Since she was still new to America, she didn’t have a lot of credit. She wanted to show that she could work for herself and make something for her family, but she found constant rejection looking for capital. Then, she found Ascendus through a direct mail campaign. It was the first place that didn’t close the door for her immediately. Evelyn had secured a daycare license for six kids, but her apartment was small. She wanted the kids to have the best experience, and therefore needed a bigger space for them. She also wanted to expand her license to 10 kids. She used her first Ascendus loan of $21K to find a bigger space that required three months of rent upfront. Because of the larger space, she was able to extend her license to 10 kids.

Evelyn’s business is a staple in her community, where over half of the population is of Hispanic background. She has been living and working there for 10 years, and the people there know her and know that they can depend on her. When the kids are sick, she makes soup for them and drops it at their homes. “When one of my clients, who is a nurse, needs to drop off her kid early to get to the hospital I make sure that I am available before the doors open so that she doesn’t have to worry.” She teaches the children Spanish and ensures that they are prepared with all the knowledge and independence they need to transition to school. The community trusts her, and her daycare is driven by their support. “I am thankful to the parents that have been working with me, without their recommendations I couldn’t keep doing my job.”

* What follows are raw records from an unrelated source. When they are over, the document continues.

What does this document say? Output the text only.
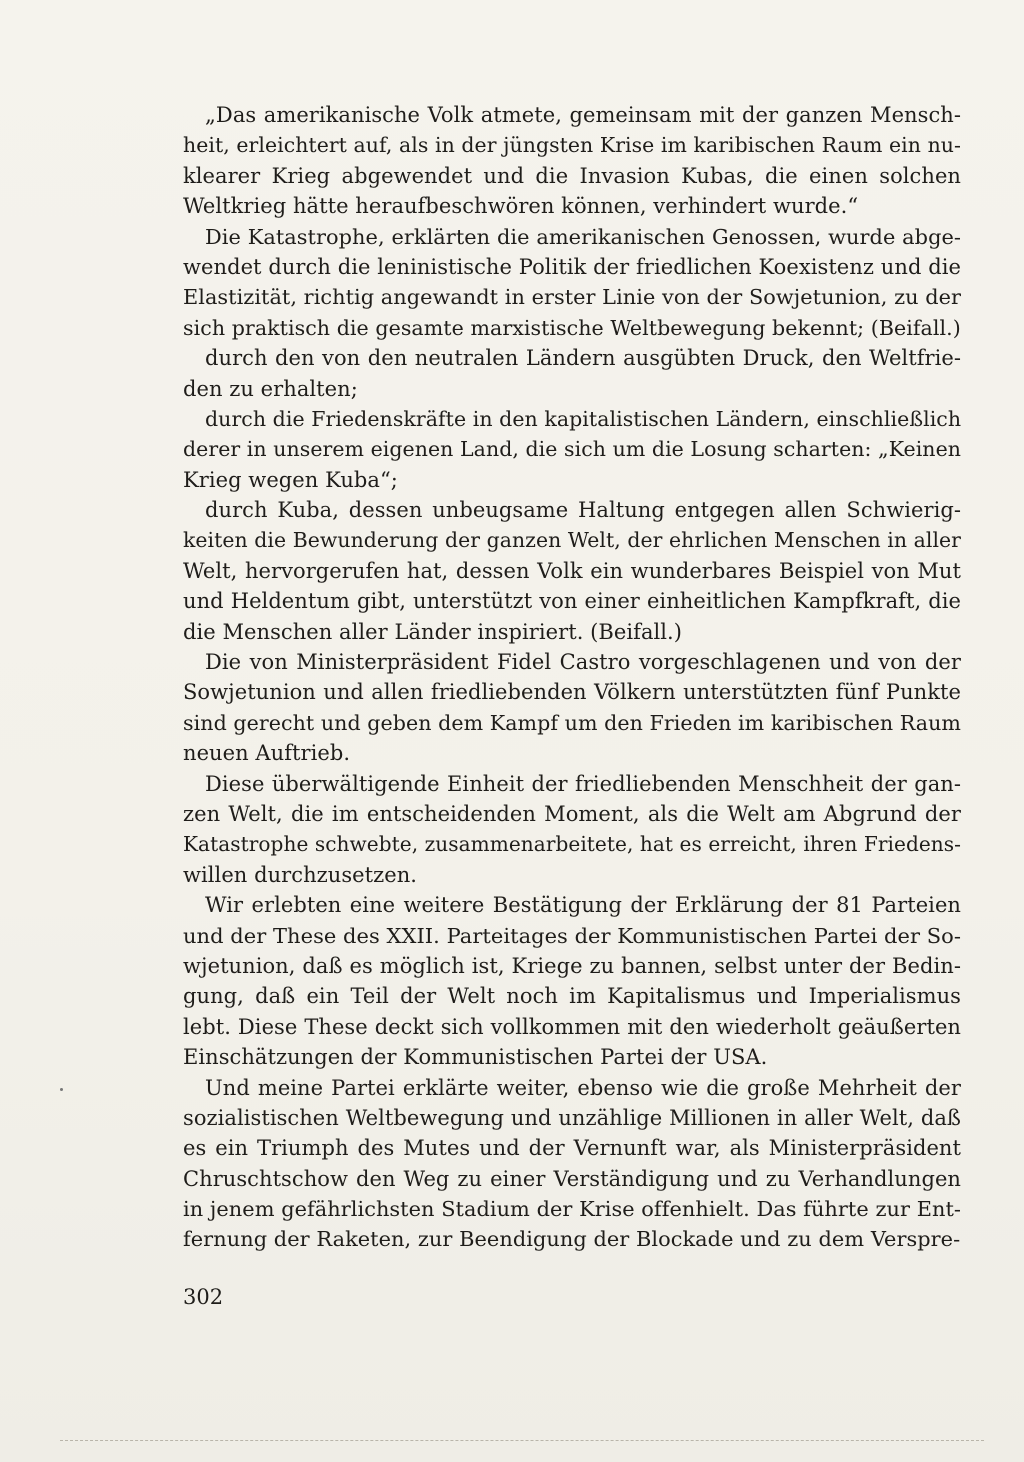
„Das amerikanische Volk atmete, gemeinsam mit der ganzen Mensch-
heit, erleichtert auf, als in der jüngsten Krise im karibischen Raum ein nu-
klearer Krieg abgewendet und die Invasion Kubas, die einen solchen
Weltkrieg hätte heraufbeschwören können, verhindert wurde.“
Die Katastrophe, erklärten die amerikanischen Genossen, wurde abge-
wendet durch die leninistische Politik der friedlichen Koexistenz und die
Elastizität, richtig angewandt in erster Linie von der Sowjetunion, zu der
sich praktisch die gesamte marxistische Weltbewegung bekennt; (Beifall.)
durch den von den neutralen Ländern ausgübten Druck, den Weltfrie-
den zu erhalten;
durch die Friedenskräfte in den kapitalistischen Ländern, einschließlich
derer in unserem eigenen Land, die sich um die Losung scharten: „Keinen
Krieg wegen Kuba“;
durch Kuba, dessen unbeugsame Haltung entgegen allen Schwierig-
keiten die Bewunderung der ganzen Welt, der ehrlichen Menschen in aller
Welt, hervorgerufen hat, dessen Volk ein wunderbares Beispiel von Mut
und Heldentum gibt, unterstützt von einer einheitlichen Kampfkraft, die
die Menschen aller Länder inspiriert. (Beifall.)
Die von Ministerpräsident Fidel Castro vorgeschlagenen und von der
Sowjetunion und allen friedliebenden Völkern unterstützten fünf Punkte
sind gerecht und geben dem Kampf um den Frieden im karibischen Raum
neuen Auftrieb.
Diese überwältigende Einheit der friedliebenden Menschheit der gan-
zen Welt, die im entscheidenden Moment, als die Welt am Abgrund der
Katastrophe schwebte, zusammenarbeitete, hat es erreicht, ihren Friedens-
willen durchzusetzen.
Wir erlebten eine weitere Bestätigung der Erklärung der 81 Parteien
und der These des XXII. Parteitages der Kommunistischen Partei der So-
wjetunion, daß es möglich ist, Kriege zu bannen, selbst unter der Bedin-
gung, daß ein Teil der Welt noch im Kapitalismus und Imperialismus
lebt. Diese These deckt sich vollkommen mit den wiederholt geäußerten
Einschätzungen der Kommunistischen Partei der USA.
Und meine Partei erklärte weiter, ebenso wie die große Mehrheit der
sozialistischen Weltbewegung und unzählige Millionen in aller Welt, daß
es ein Triumph des Mutes und der Vernunft war, als Ministerpräsident
Chruschtschow den Weg zu einer Verständigung und zu Verhandlungen
in jenem gefährlichsten Stadium der Krise offenhielt. Das führte zur Ent-
fernung der Raketen, zur Beendigung der Blockade und zu dem Verspre-
302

When the pandemic hit, Evelyn was forced to close for four months. She still tried to teach the children and would buy packets of art supplies and learning materials. She would deliver the materials to every child’s house in the morning and then conduct her lessons through the computer. But she still had to keep up with bills, rent, insurance, and keep her two employees on payroll. Evelyn eventually had to let her two employees go, and when she did end up opening again, she had a hard time finding workers. She ended up doing all the work completely on her own for five months. Evelyn was at a point where she owed a lot of money that she needed to pay back and needed help.

She reached out to Ascendus and was able to receive a $23K loan thanks to funding provided by the Massachusetts Growth Capital Corporation to help with all the expenses she incurred. The loan had a low interest rate and was designed to be flexible and supportive to her business needs so she could focus on recovery from the pandemic. She was able to keep up with her bills, pay her rent, and hire four new workers to help her. Today, Evelyn and her husband have been able to open a second daycare with a license for 6 kids that her husband runs. “My husband is always my professional and emotional support; I am so thankful for him and for my family.” Together, they want to give the best to the kids they care for. They have a goal of expanding to even more locations, and eventually opening a daycare center that can house up to 35 children with a large backyard where they can play.

Although the pandemic was hard, it helped her community realize that her daycare is more than just a place to drop off kids. “Before the pandemic, people used to think we were only there to look after their children, but in reality, we are so much more.” In her daycare she is a nurse, a teacher, a mom, a hairdresser, and more. Her daycare is an essential point in a child’s development. She wants to continue contributing to her community in a way that she loves and continue to help shape the way the kids in her community grow, develop, and enter the world.